In [14]:
import pandas as pd
import warnings
warnings.filterwarnings('ignore')
file_path = "myData2.parquet"
df = pd.read_parquet(file_path)


In [39]:
df['ML_Node'].value_counts()

ML_Node
0    461500
Name: count, dtype: int64

In [25]:
import numpy as np
from sklearn.preprocessing import MinMaxScaler
from sklearn.model_selection import train_test_split
from tensorflow.keras.models import Sequential
from tensorflow.keras.layers import LSTM, Dense
from tensorflow.keras.callbacks import EarlyStopping
import torch
import torch.nn as nn
from torch.utils.data import DataLoader, Dataset
from sklearn.preprocessing import StandardScaler
from tcn import TCN

In [16]:
selected_features = ['timestamp_seconds', # lowers the accuracy 
                     'node_memory_Percpu_bytes', 
                     'node_context_switches_total', 
                     'surfsara_power_usage', 
                     'node_netstat_Tcp_InSegs', 
                     'node_netstat_Tcp_OutSegs', 
                     'node_network_transmit_packets_total-sum', 
                     'node_filesystem_size_bytes-sum', 
                     'node_filesystem_files-sum', 
                     'node_memory_MemFree_bytes', 
                     'node_netstat_Tcp_InErrs']


In [17]:
# Add a new column 'failed_jobs' representing the target variable
df['failed_jobs'] = (df['state'] == 'FAILED').astype(int)

# Extract relevant columns
df_selected = df[['timestamp', 'state'] + selected_features].copy()

# Encode the target variable 'state' to binary (0 for "COMPLETED", 1 otherwise)
df_selected['target'] = (df_selected['state'] != 'COMPLETED').astype(int)

# Drop the original 'state' column
df_selected.drop('state', axis=1, inplace=True)


In [18]:
# Define time intervals
time_intervals = {'minute': '1T', 'hour': '1H', 'day': '1D'}


In [19]:
# Normalize selected features
scaler = MinMaxScaler()
df_selected[selected_features] = scaler.fit_transform(df_selected[selected_features])


In [20]:
# Set sequence length
sequence_length = 30

In [21]:
# Function to prepare data for TCN
def prepare_tcn_data(data, time_interval):
    data.set_index('timestamp', inplace=True) # FixMe
    data_resampled = data.resample(time_interval).sum()
    data_resampled['target'] = data_resampled['target'].clip(upper=1)  # Clip values to 1
    return data_resampled


In [22]:
# Function to create sequences for TCN
def create_tcn_sequences(data, sequence_length):
    sequences, targets = [], []
    for i in range(len(data) - sequence_length):
        seq = data.iloc[i:i+sequence_length].values
        target = data.iloc[i+sequence_length]['target']
        sequences.append(seq)
        targets.append(target)
    return np.array(sequences), np.array(targets)

# Hour

In [23]:
# Prepare data for TCN with minute intervals
tcn_data_hour = prepare_tcn_data(df_selected, time_intervals['hour'])

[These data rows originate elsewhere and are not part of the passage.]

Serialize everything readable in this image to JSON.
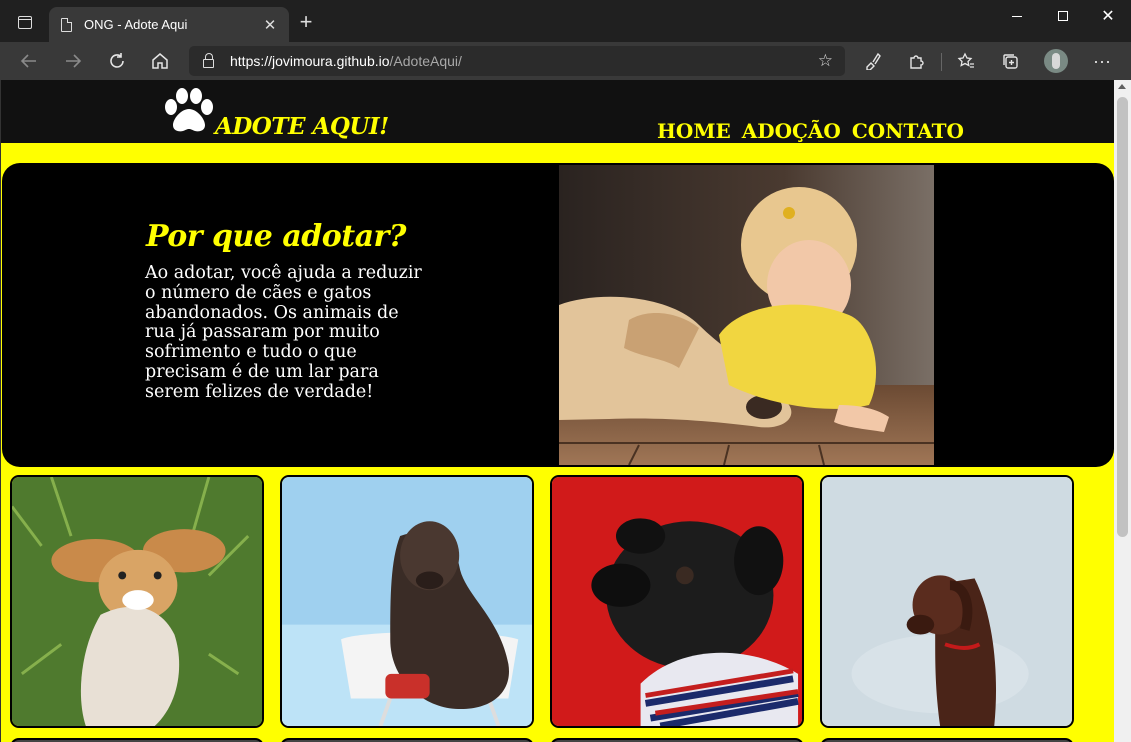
{
  "browser": {
    "tab_title": "ONG - Adote Aqui",
    "url_host": "https://jovimoura.github.io",
    "url_path": "/AdoteAqui/",
    "icons": [
      "tab-actions-icon",
      "page-icon",
      "close-icon",
      "new-tab-icon",
      "minimize-icon",
      "maximize-icon",
      "close-window-icon",
      "back-icon",
      "forward-icon",
      "refresh-icon",
      "home-icon",
      "lock-icon",
      "add-favorite-icon",
      "read-aloud-icon",
      "extensions-icon",
      "favorites-icon",
      "collections-icon",
      "profile-avatar",
      "more-icon"
    ]
  },
  "site": {
    "brand": "ADOTE AQUI!",
    "nav": [
      "HOME",
      "ADOÇÃO",
      "CONTATO"
    ],
    "hero": {
      "title": "Por que adotar?",
      "text": "Ao adotar, você ajuda a reduzir o número de cães e gatos abandonados. Os animais de rua já passaram por muito sofrimento e tudo o que precisam é de um lar para serem felizes de verdade!"
    },
    "colors": {
      "accent": "#ffff00",
      "header_bg": "#111111",
      "hero_bg": "#000000"
    }
  }
}
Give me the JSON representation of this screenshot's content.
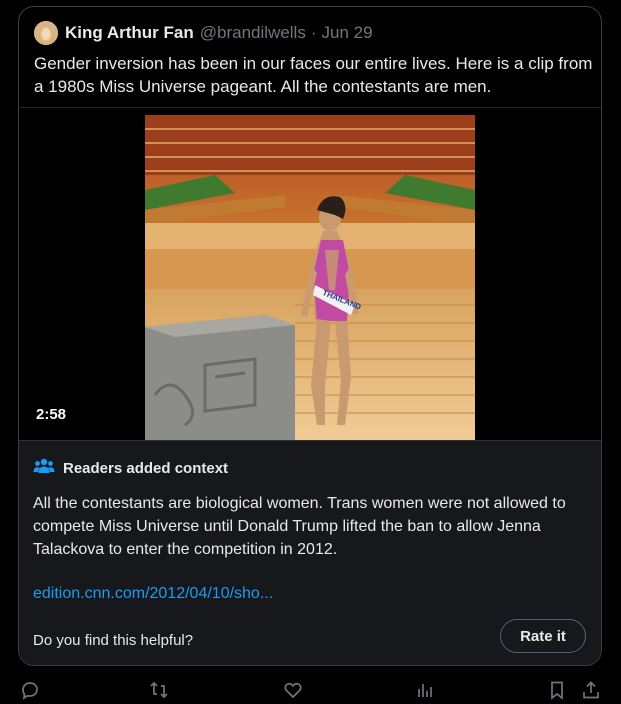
{
  "tweet": {
    "author_name": "King Arthur Fan",
    "handle": "@brandilwells",
    "separator": "·",
    "date": "Jun 29",
    "text": "Gender inversion has been in our faces our entire lives. Here is a clip from a 1980s Miss Universe pageant. All the contestants are men."
  },
  "media": {
    "duration": "2:58",
    "sash_text": "THAILAND"
  },
  "community_note": {
    "title": "Readers added context",
    "body": "All the contestants are biological women. Trans women were not allowed to compete Miss Universe until Donald Trump lifted the ban to allow Jenna Talackova to enter the competition in 2012.",
    "link": "edition.cnn.com/2012/04/10/sho...",
    "helpful_prompt": "Do you find this helpful?",
    "rate_button": "Rate it"
  },
  "actions": [
    "reply-icon",
    "retweet-icon",
    "like-icon",
    "views-icon",
    "bookmark-icon",
    "share-icon"
  ],
  "colors": {
    "background": "#000000",
    "note_background": "#16181c",
    "link": "#1d9bf0",
    "muted": "#71767b",
    "text": "#e7e9ea"
  }
}
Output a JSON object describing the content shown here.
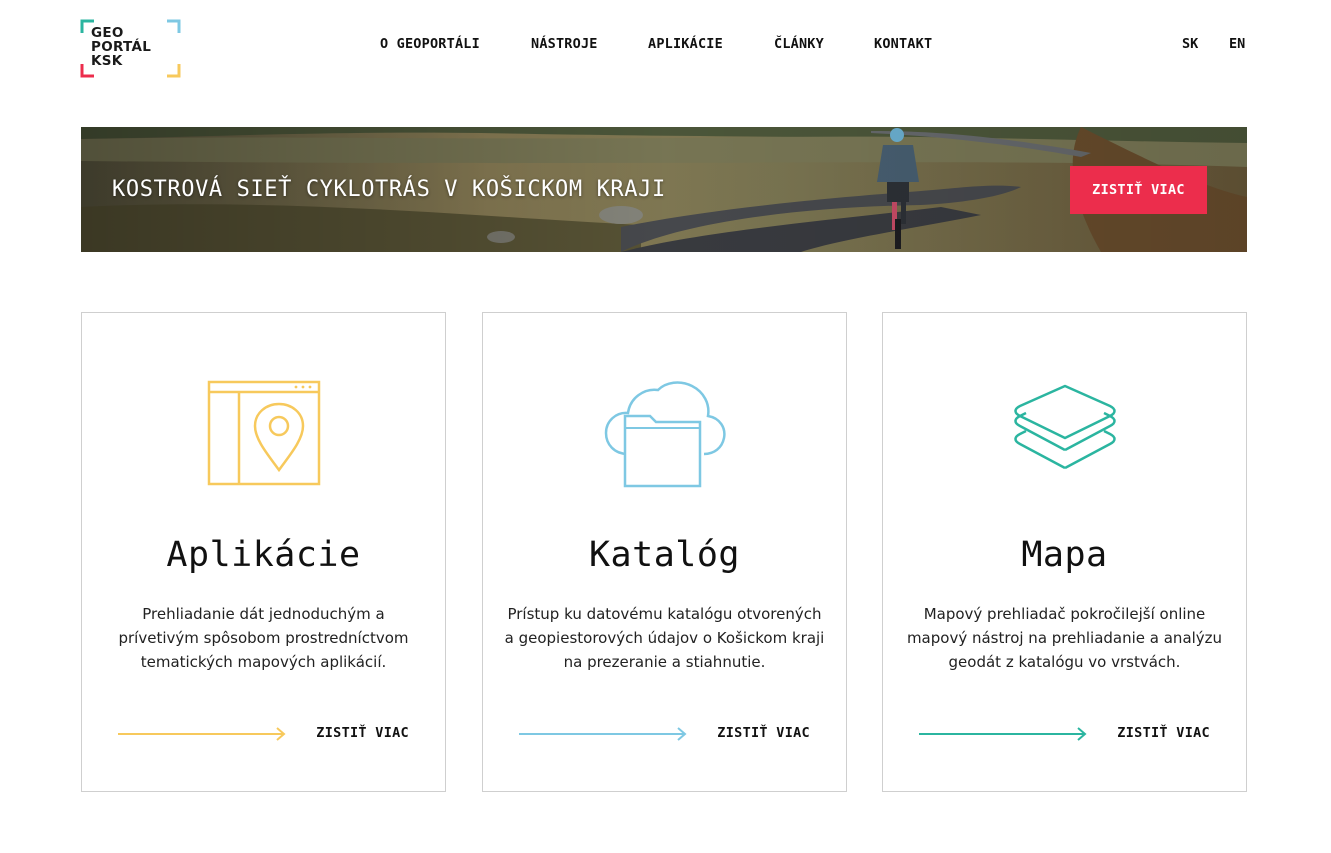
{
  "logo": {
    "line1": "GEO",
    "line2": "PORTÁL",
    "line3": "KSK"
  },
  "nav": {
    "items": [
      {
        "label": "O GEOPORTÁLI"
      },
      {
        "label": "NÁSTROJE"
      },
      {
        "label": "APLIKÁCIE"
      },
      {
        "label": "ČLÁNKY"
      },
      {
        "label": "KONTAKT"
      }
    ]
  },
  "languages": {
    "sk": "SK",
    "en": "EN"
  },
  "banner": {
    "title": "KOSTROVÁ SIEŤ CYKLOTRÁS V KOŠICKOM KRAJI",
    "button_label": "ZISTIŤ VIAC"
  },
  "cards": [
    {
      "icon": "map-pin-window-icon",
      "color": "#f7c95c",
      "title": "Aplikácie",
      "description": "Prehliadanie dát jednoduchým a prívetivým spôsobom prostredníctvom tematických mapových aplikácií.",
      "link_label": "ZISTIŤ VIAC"
    },
    {
      "icon": "cloud-folder-icon",
      "color": "#7ec8e3",
      "title": "Katalóg",
      "description": "Prístup ku datovému katalógu otvorených a geopiestorových údajov o Košickom kraji na prezeranie a stiahnutie.",
      "link_label": "ZISTIŤ VIAC"
    },
    {
      "icon": "layers-icon",
      "color": "#2bb5a0",
      "title": "Mapa",
      "description": "Mapový prehliadač pokročilejší online mapový nástroj na prehliadanie a analýzu geodát z katalógu vo vrstvách.",
      "link_label": "ZISTIŤ VIAC"
    }
  ]
}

# Create sequences and targets
sequences_hour, targets_hour = create_tcn_sequences(tcn_data_hour, sequence_length)

# Split the data into training and testing sets
X_train_hour, X_test_hour, y_train_hour, y_test_hour = train_test_split(sequences_hour, targets_hour, test_size=0.3, random_state=42)


In [29]:
# Build the TCN model
tcn_model_hour = Sequential([
    TCN(input_shape=(sequence_length, X_train_hour.shape[2])),
    Dense(1, activation='sigmoid')
])

In [37]:
# Compile the model
tcn_model_hour.compile(loss='binary_crossentropy', optimizer='adam', metrics=['accuracy'])

# Train the model
tcn_model_hour.fit(X_train_hour, y_train_hour, epochs=20, batch_size=32, validation_split=0.1)

Epoch 1/20
Epoch 2/20
Epoch 3/20
Epoch 4/20
Epoch 5/20
Epoch 6/20
Epoch 7/20
Epoch 8/20
Epoch 9/20
Epoch 10/20
Epoch 11/20
Epoch 12/20
Epoch 13/20
Epoch 14/20
Epoch 15/20
Epoch 16/20
Epoch 17/20
Epoch 18/20
Epoch 19/20
Epoch 20/20


<keras.src.callbacks.History at 0x7f93b05efdd0>

In [38]:
# Function to make predictions on new data for TCN model
def predict_future_failures_tcn(model, input_data, sequence_length, prediction_steps):
    predictions = []

    for _ in range(prediction_steps):
        # Make a prediction for the next time step
        prediction = model.predict(input_data.reshape(1, sequence_length, input_data.shape[1]))
        predictions.append(prediction[0, 0])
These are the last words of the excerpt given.